私がいつも笑えるようになったことを、むしろ感謝していたくらいだ。
もちろん、私もハルを責めない。
たまたま、タイミングが悪かったんだと思う。
でも、ハルは自分のせいだと思い込んだ。
自分を責めて責めて責めて……
壊れてしまうのではないかと不安になるほどに、責任を感じていた。
このままでは、本当にハルの心は壊れてしまう。
そんな危惧を抱いたあたしは、両親に頼んで……ハルの記憶を消してもらうことにした。
あたしに関すること、全部、消してもらうことにした。
両親はあたしのことで色々なことを学んでいるため、色々な治療法を知っている。
ハルのような事例への対処法も知っていて……
薬、魔法で記憶を消してしまうことで、心への負担を消すことが一番ということを知っていた。

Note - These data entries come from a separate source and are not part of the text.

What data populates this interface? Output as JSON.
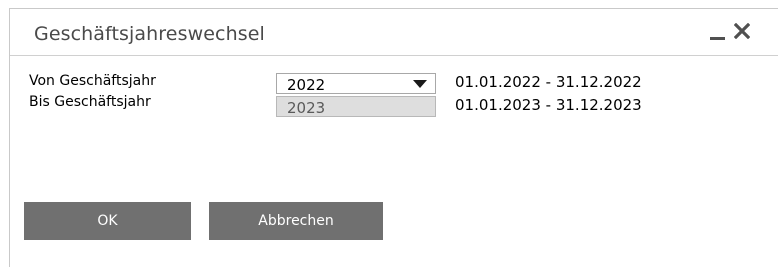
{
  "window": {
    "title": "Geschäftsjahreswechsel",
    "minimize_icon": "minimize-icon",
    "close_icon": "close-icon"
  },
  "form": {
    "from_label": "Von Geschäftsjahr",
    "from_value": "2022",
    "from_range": "01.01.2022 - 31.12.2022",
    "to_label": "Bis Geschäftsjahr",
    "to_value": "2023",
    "to_range": "01.01.2023 - 31.12.2023"
  },
  "buttons": {
    "ok_label": "OK",
    "cancel_label": "Abbrechen"
  },
  "colors": {
    "button_bg": "#707070",
    "readonly_bg": "#dedede"
  }
}
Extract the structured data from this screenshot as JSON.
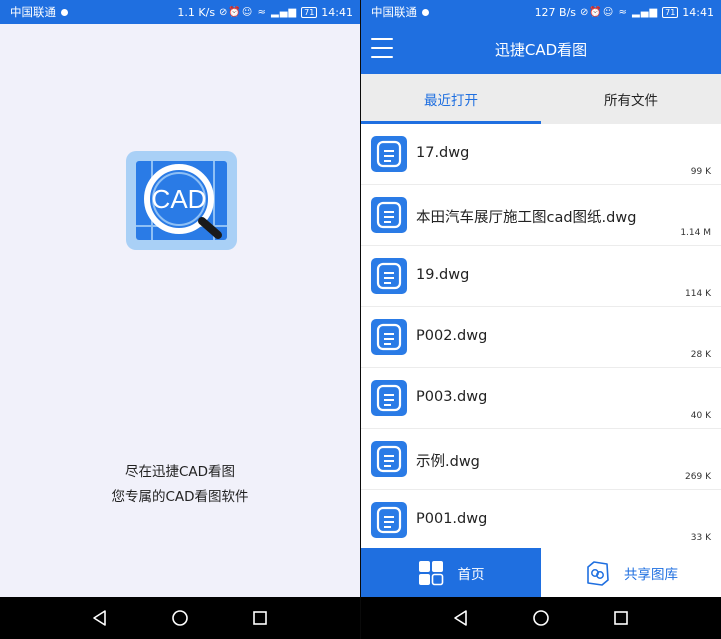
{
  "status_left": {
    "carrier": "中国联通",
    "speed": "1.1 K/s",
    "battery": "71",
    "time": "14:41"
  },
  "status_right": {
    "carrier": "中国联通",
    "speed": "127 B/s",
    "battery": "71",
    "time": "14:41"
  },
  "splash": {
    "logo_text": "CAD",
    "line1": "尽在迅捷CAD看图",
    "line2": "您专属的CAD看图软件"
  },
  "app": {
    "title": "迅捷CAD看图",
    "tabs": [
      {
        "label": "最近打开",
        "active": true
      },
      {
        "label": "所有文件",
        "active": false
      }
    ],
    "files": [
      {
        "name": "17.dwg",
        "size": "99 K"
      },
      {
        "name": "本田汽车展厅施工图cad图纸.dwg",
        "size": "1.14 M"
      },
      {
        "name": "19.dwg",
        "size": "114 K"
      },
      {
        "name": "P002.dwg",
        "size": "28 K"
      },
      {
        "name": "P003.dwg",
        "size": "40 K"
      },
      {
        "name": "示例.dwg",
        "size": "269 K"
      },
      {
        "name": "P001.dwg",
        "size": "33 K"
      }
    ],
    "bottom_tabs": {
      "home": "首页",
      "share": "共享图库"
    }
  },
  "colors": {
    "primary": "#1f6fe0",
    "splash_bg": "#f1f1fa",
    "tab_bg": "#ececec"
  }
}
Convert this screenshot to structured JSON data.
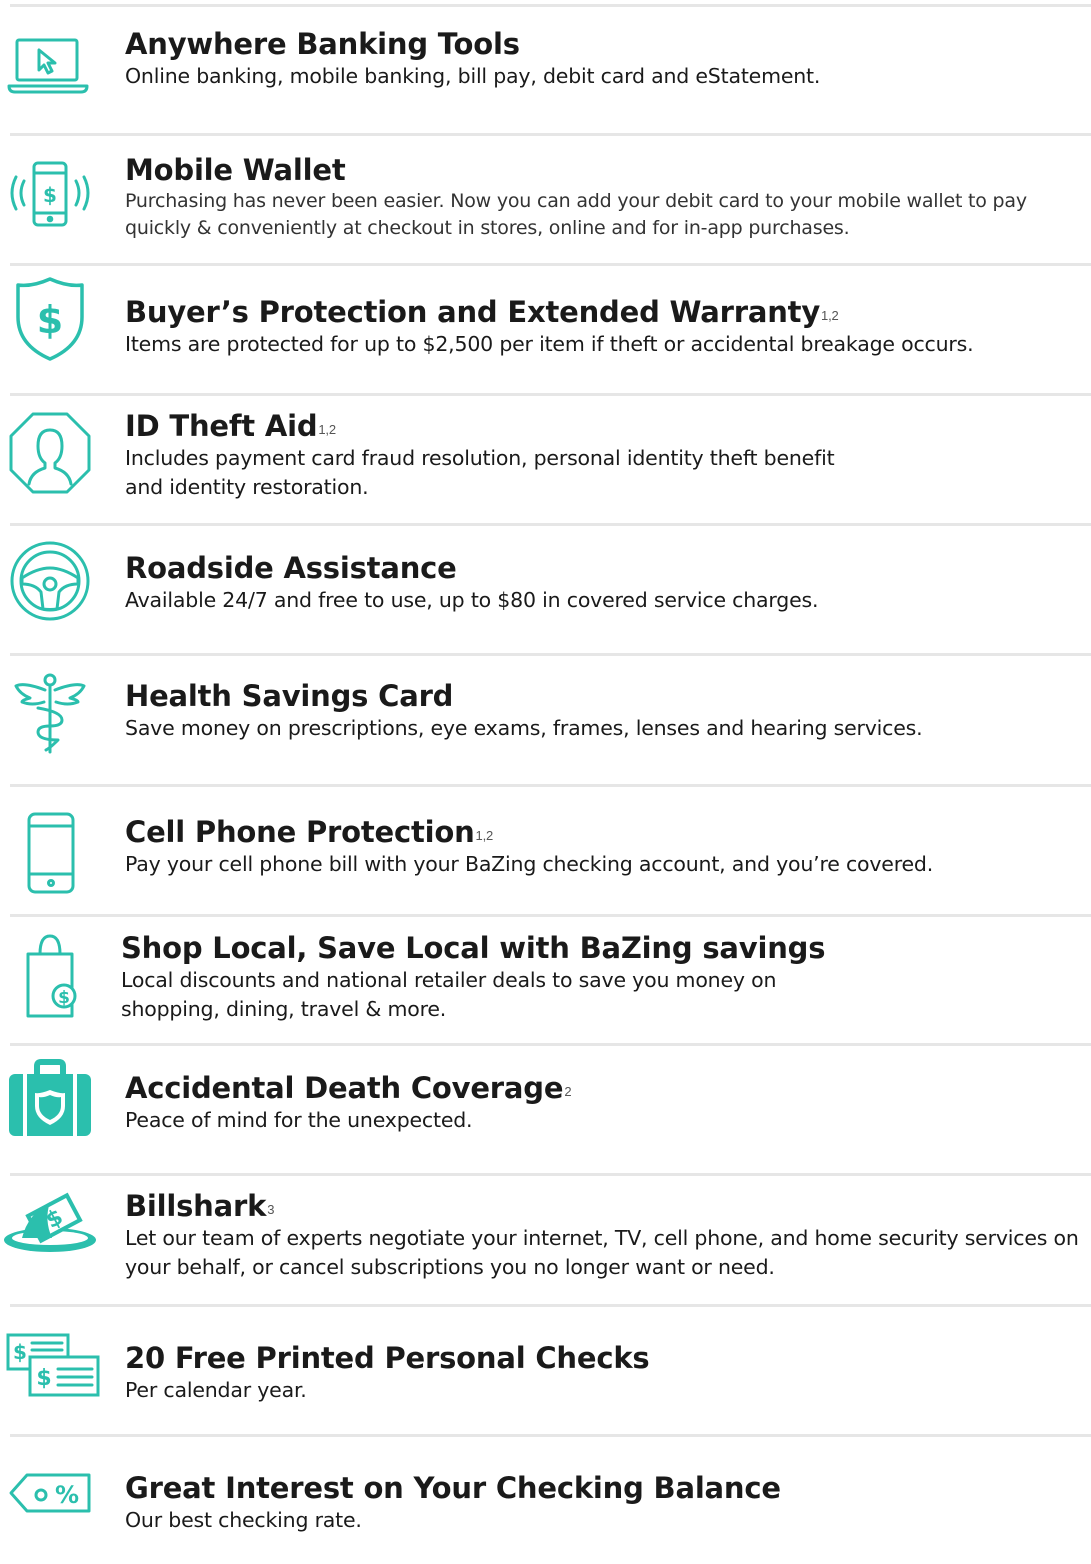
{
  "accent_color": "#2bbfad",
  "features": [
    {
      "icon": "laptop-cursor-icon",
      "title": "Anywhere Banking Tools",
      "sup": "",
      "description": "Online banking, mobile banking, bill pay, debit card and eStatement."
    },
    {
      "icon": "mobile-wallet-icon",
      "title": "Mobile Wallet",
      "sup": "",
      "description": "Purchasing has never been easier. Now you can add your debit card to your mobile wallet to pay quickly & conveniently at checkout in stores, online and for in-app purchases."
    },
    {
      "icon": "shield-dollar-icon",
      "title": "Buyer’s Protection and Extended Warranty",
      "sup": "1,2",
      "description": "Items are protected for up to $2,500 per item if theft or accidental breakage occurs."
    },
    {
      "icon": "person-octagon-icon",
      "title": "ID Theft Aid",
      "sup": "1,2",
      "description": "Includes payment card fraud resolution, personal identity theft benefit and identity restoration."
    },
    {
      "icon": "steering-wheel-icon",
      "title": "Roadside Assistance",
      "sup": "",
      "description": "Available 24/7 and free to use, up to $80 in covered service charges."
    },
    {
      "icon": "caduceus-icon",
      "title": "Health Savings Card",
      "sup": "",
      "description": "Save money on prescriptions, eye exams, frames, lenses and hearing services."
    },
    {
      "icon": "cell-phone-icon",
      "title": "Cell Phone Protection",
      "sup": "1,2",
      "description": "Pay your cell phone bill with your BaZing checking account, and you’re covered."
    },
    {
      "icon": "shopping-bag-icon",
      "title": "Shop Local, Save Local with BaZing savings",
      "sup": "",
      "description": "Local discounts and national retailer deals to save you money on shopping, dining, travel & more."
    },
    {
      "icon": "briefcase-shield-icon",
      "title": "Accidental Death Coverage",
      "sup": "2",
      "description": "Peace of mind for the unexpected."
    },
    {
      "icon": "shark-fin-icon",
      "title": "Billshark",
      "sup": "3",
      "description": "Let our team of experts negotiate your internet, TV, cell phone, and home security services on your behalf, or cancel subscriptions you no longer want or need."
    },
    {
      "icon": "checks-icon",
      "title": "20 Free Printed Personal Checks",
      "sup": "",
      "description": "Per calendar year."
    },
    {
      "icon": "percent-tag-icon",
      "title": "Great Interest on Your Checking Balance",
      "sup": "",
      "description": "Our best checking rate."
    }
  ]
}
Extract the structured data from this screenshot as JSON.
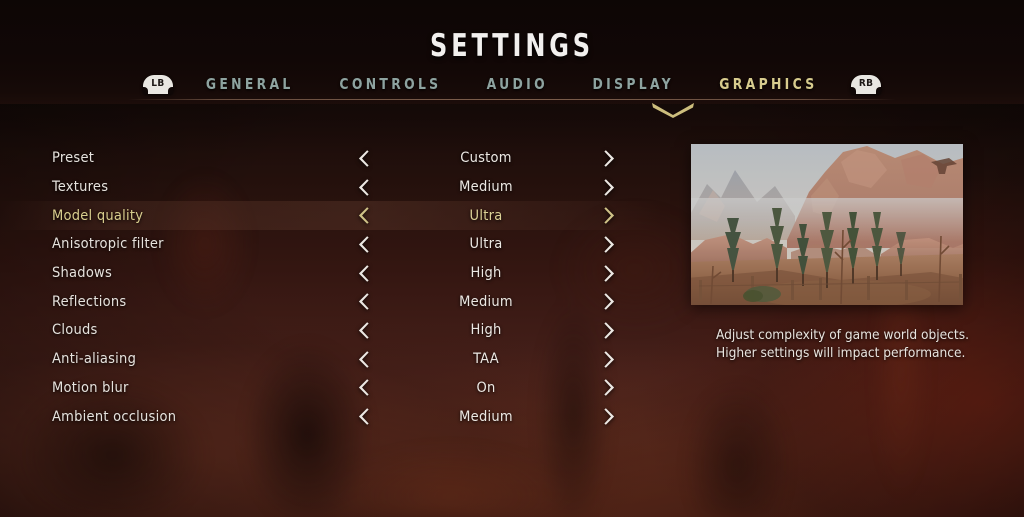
{
  "header": {
    "title": "SETTINGS",
    "bumper_left": "LB",
    "bumper_right": "RB",
    "accent_color": "#d8cc8e",
    "inactive_tab_color": "#8ea3a0",
    "tabs": [
      {
        "label": "GENERAL",
        "active": false
      },
      {
        "label": "CONTROLS",
        "active": false
      },
      {
        "label": "AUDIO",
        "active": false
      },
      {
        "label": "DISPLAY",
        "active": false
      },
      {
        "label": "GRAPHICS",
        "active": true
      }
    ]
  },
  "settings": {
    "rows": [
      {
        "label": "Preset",
        "value": "Custom",
        "selected": false
      },
      {
        "label": "Textures",
        "value": "Medium",
        "selected": false
      },
      {
        "label": "Model quality",
        "value": "Ultra",
        "selected": true
      },
      {
        "label": "Anisotropic filter",
        "value": "Ultra",
        "selected": false
      },
      {
        "label": "Shadows",
        "value": "High",
        "selected": false
      },
      {
        "label": "Reflections",
        "value": "Medium",
        "selected": false
      },
      {
        "label": "Clouds",
        "value": "High",
        "selected": false
      },
      {
        "label": "Anti-aliasing",
        "value": "TAA",
        "selected": false
      },
      {
        "label": "Motion blur",
        "value": "On",
        "selected": false
      },
      {
        "label": "Ambient occlusion",
        "value": "Medium",
        "selected": false
      }
    ]
  },
  "preview": {
    "description": "Adjust complexity of game world objects. Higher settings will impact performance.",
    "image_alt": "mountain valley with pine trees and rocky cliffs"
  }
}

あたしは、迷うことなく、ハルの記憶を消してくれと頼んだ。
もちろん、ハルに忘れられてしまうことは辛い。
あたしがいると記憶を思い出す可能性があるから、村を立ち去らなければいけないことも辛い。
でも、ハルがまた笑顔になれるなら。
あたしは、どんなことでもしよう。
そして……ハルの中からあたしの記憶を全部消した。
あたしは村を去り、ハルは穏やかな日常を取り戻した。
これが、過去に起きたこと。
ハルとあたしの間の、たった1年の幼馴染の記録。
その後……
あたしは、なんとか病気を完治させることに成功。
そして、髪の色を変えたりして、見た目を別人にした。
その上で、ハルに会いに行った。
ハルと過ごした一年は、今まで生きてきた中で一番輝いていた。
また、あんな日を過ごしたい。
そう思っていたのだけど……
ハルはレティシアと旅立った後だった。
あの時ほどがっくりしたことはない。
でも、あたしは諦めが悪いのだ。
またハルに会いたい。
記憶がなかったとしても、一目会い、ありがとうとお礼を言いたい。
ハルがいなければ、あたしの心は途中で折れてしまい、今は生きていなかったと思うから。
そのためにハルを探して……
そして、偶然、見つけることができた。
いや。
もしかしたら、運命だったのかもしれない。
再会した時のハルは、レティシアのせいでボロボロになっていたから……
あたしがなんとかする。
しなければいけない。
それが、あたしの恩返し。
運命なのだろう。
本気でそんなことを思い、ハルと一緒に歩く道を選んだ。
昔のことを明かすつもりはないし、忘れたままでいいと思う。
あたしはただ、ハルに笑ってほしいだけ。
それだけを思い、がんばることにした。
――――――――――
「とはいえ……」
一人、部屋でレティシアのことを考える。
「レティシアのこと、どうしたものかしらね?」
たくさんというわけじゃないけど、レティシアとも何度か遊んだことがある。
小さい頃の彼女は、ハルが言っていたように暴君ではない。
強気ではあるものの、優しい女の子だった。
それがなぜ、変わってしまったのか?
ハルに執着するようになったのか?
そこが不思議でならない。
「んー……今のところ後手後手に回っているし、なにかしら先手を打ちたいところよね」
手を考えたいところだけど、うまい策が思い浮かばない。
レティシアって、ヤンデレというかちょっとおかしいというか……
目的のために、手段も目的さえも見失うようなところがありそうだから、なにをしでかすかわからなくて怖い。
例えば、ハルが自分の思い通りにならないのは、周りにいるあたしたちのせいだ……って考えるとか。